ERK: Well, that’s a hard question because it depends on sometimes when you’re doing mindfulness meditation, you might become aware of something that has been percolating and that you have been successfully avoiding/suppressing. Something may come up that is disturbing to you, so after you meditate you might not feel super good, but you have more awareness of something so you have, again, the choice, whereas if you were suppressing something you didn’t even know you were suppressing, you might not know why you’ve been walking around with a headache or feeling just agitated or snappy or not happy. So, right after, you might be crying or you might be more sad, or even a bit more agitated, but something is becoming into awareness. Again, it depends on what you use it for. There are people who have used meditation as a way to relax and sort of feel better, and it can be used that way and under those conditions I’ve seen people go from being super tense and agitated to much more relaxed afterwards. So that I’ve seen. It can be done and you can do that. However, sometimes people have used meditation as a way to avoid certain emotional and psychological material, that needs to be dealt with. Our tendency is to generally, when something comes up that we don’t like, especially in our society, our tendency is to find someway to “get rid of it.” The paradox in mindfulness meditation is, we embrace whatever is there and learn to tolerate it. With great compassion. In mindfulness meditation, something will come up, and you want to do something to hold it so that it’s contained with loving kindness. A thought comes in, you don’t try to make it go away, you notice it, you might even bring it in a little bit to see how it manifests, but you’re not holding on. It’s like a cloud, it comes in, and goes.
LD: What is your definition of happiness?
ERK: I think I would say that happiness is the state one is in when one is truly aligned with his or her true nature, there’s a joy and free flowing capacity of the channels and one is truly living within one’s true nature able to be in connection with something greater than themselves, providing something that brings joy to others and then it gets mirrored back.
LD: How would you say meditation relates to happiness, connects to happiness, affects happiness?
ERK: I do think it has huge ramifications for happiness. When I sit down to meditate and if I notice that my breathing is higher up in my chest and my thoughts are a lot thinking and I’m distracted and it’s very hard to bring my attention to my breath, at some point more often now than not, there comes a point where that shifts. And I start to notice that my breath is deeper, and I start to feel myself letting down the shoulders and I can feel a kind of spaciousness opening inside. It’s as though there’s now more room. It is the larger more expansive spacious mind that allows for the sensation of happiness. We walk around with our brows furrowed and this fast pace and we’re holding our shoulders a certain way and we don’t know it.
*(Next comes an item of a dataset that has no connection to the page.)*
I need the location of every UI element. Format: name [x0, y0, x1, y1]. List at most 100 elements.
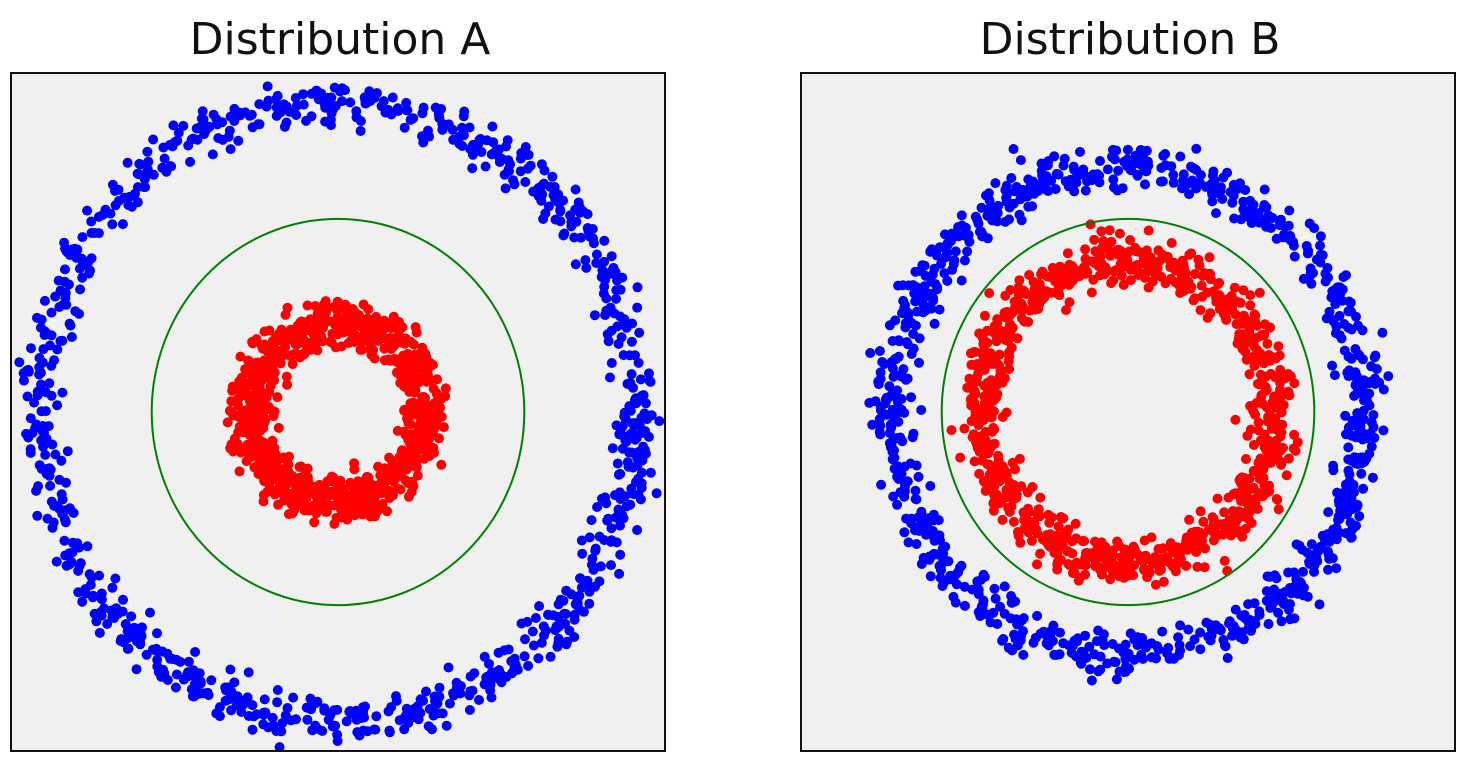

So when we meditate, we let down, and then a smile comes on the face. And one thing I noticed when I meditate, sometimes I put a smile on my face, what I notice is, just putting the smile on my face, it’s like we are supposed to be more in joy, so sometimes acting as if, physiologically it changes and therefore we then, we can change from the outside and then the inside follows. There’s many ways to get to the same destination. So that’s why I think, yes, it has a huge implication, it shows us where we are constricted and we get to work on that, so we can free ourselves because we all want to be free.